Cumhurbaşkanı Erdoğan, Türkiye Ulusal Mobil Uyarı Sistemi’nin hayata geçirilmesinin bu çerçevede atılan önemli bir adım olduğunu dile getirerek, konuşmasına şöyle devam etti:

Ulusal Uyarı Sistemi ile gerektiğinde ülkemizdeki tüm kullanıcıların cep telefonlarına bir saat içinde mesaj gönderebilecek bir altyapı oluşturduk. Elbette bu sistemi sadece belirli bölgelerimize, belirli illerimize, belirli ilçelerimize göre sınırlandırarak da kullanabiliyoruz. Afetlerde ve her türlü acil durum hâllerinde bu sistemden göndereceğimiz mesajlarla vatandaşlarımızı ikaz edebilecek, bilgilendirebilecek, yönlendirebileceğiz. Yakında bu sistemi inşallah ülkemizdeki ilgili kurumların kullanımına açıyoruz.

Türkiye’nin maziden atiye kurmuş olduğu köprüde dijital dünya çok önemli bir yere sahip hâle gelmiştir.

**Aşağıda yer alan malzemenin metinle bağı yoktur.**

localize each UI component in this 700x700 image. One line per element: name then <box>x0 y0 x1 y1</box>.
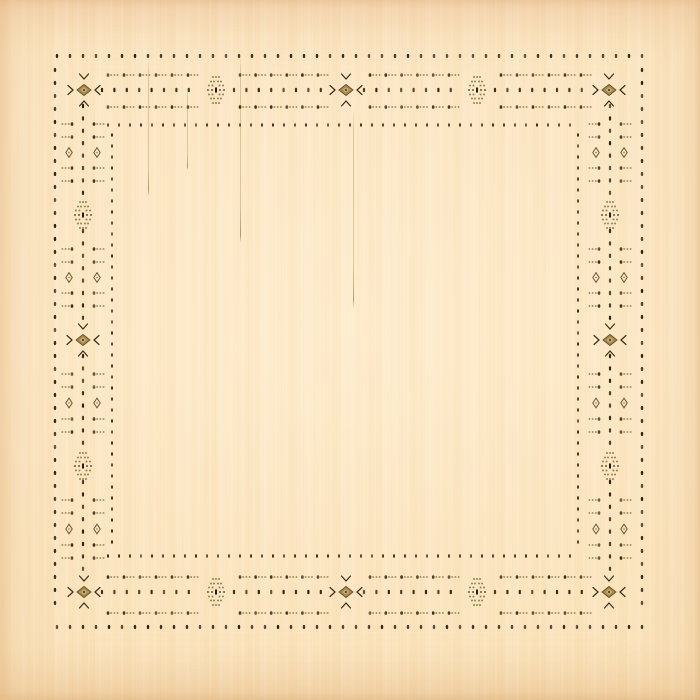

Karşımızdaki hakikatleri sırtımızı dönemeyeceğimize, dünyanın akışını tersine çeviremeyeceğimize göre geleceğe bakacağız. Milletimiz tarihin her döneminde devrin yeniliklerini, gelişmelerini, bilim ve teknoloji birikimini en güzel şekilde değerlendirmeyi bilmiştir. Bugün de aynı başarıyı göstereceğimizden ben şüphe duymuyorum. Nitekim teknoloji altyapısında siber saldırılara kadar bu alanda geldiğimiz yeri sizlerle paylaştık.

İnşallah önümüzdeki dönemde her alanda olduğu gibi bilgi ve iletişim teknolojilerinde de Türkiye’yi Dünya’nın en önde gelen ülkeleri arasına sokacağız. Yüksek teknolojiye dayalı ürünler tasarlayan, geliştiren, üreten ve tüm Dünya’ya satan bir Türkiye için hep birlikte çalışacağız.

Açılışı yapılan Ulusal Siber Olaylara Müdahale Merkezinin hayırlı olmasını dileyen Erdoğan, projede emeği geçenleri tebrik etti.

Diyanet İşleri Başkanı Ali Erbaş’ın okuduğu duanın ardından merkezin açılışı gerçekleştirildi.

Cumhurbaşkanı Erdoğan, kurdele kesimi sırasında “Bu güzel hizmet kurumu iletişim dünyamıza hayırlı, mübarek olsun.” dedi.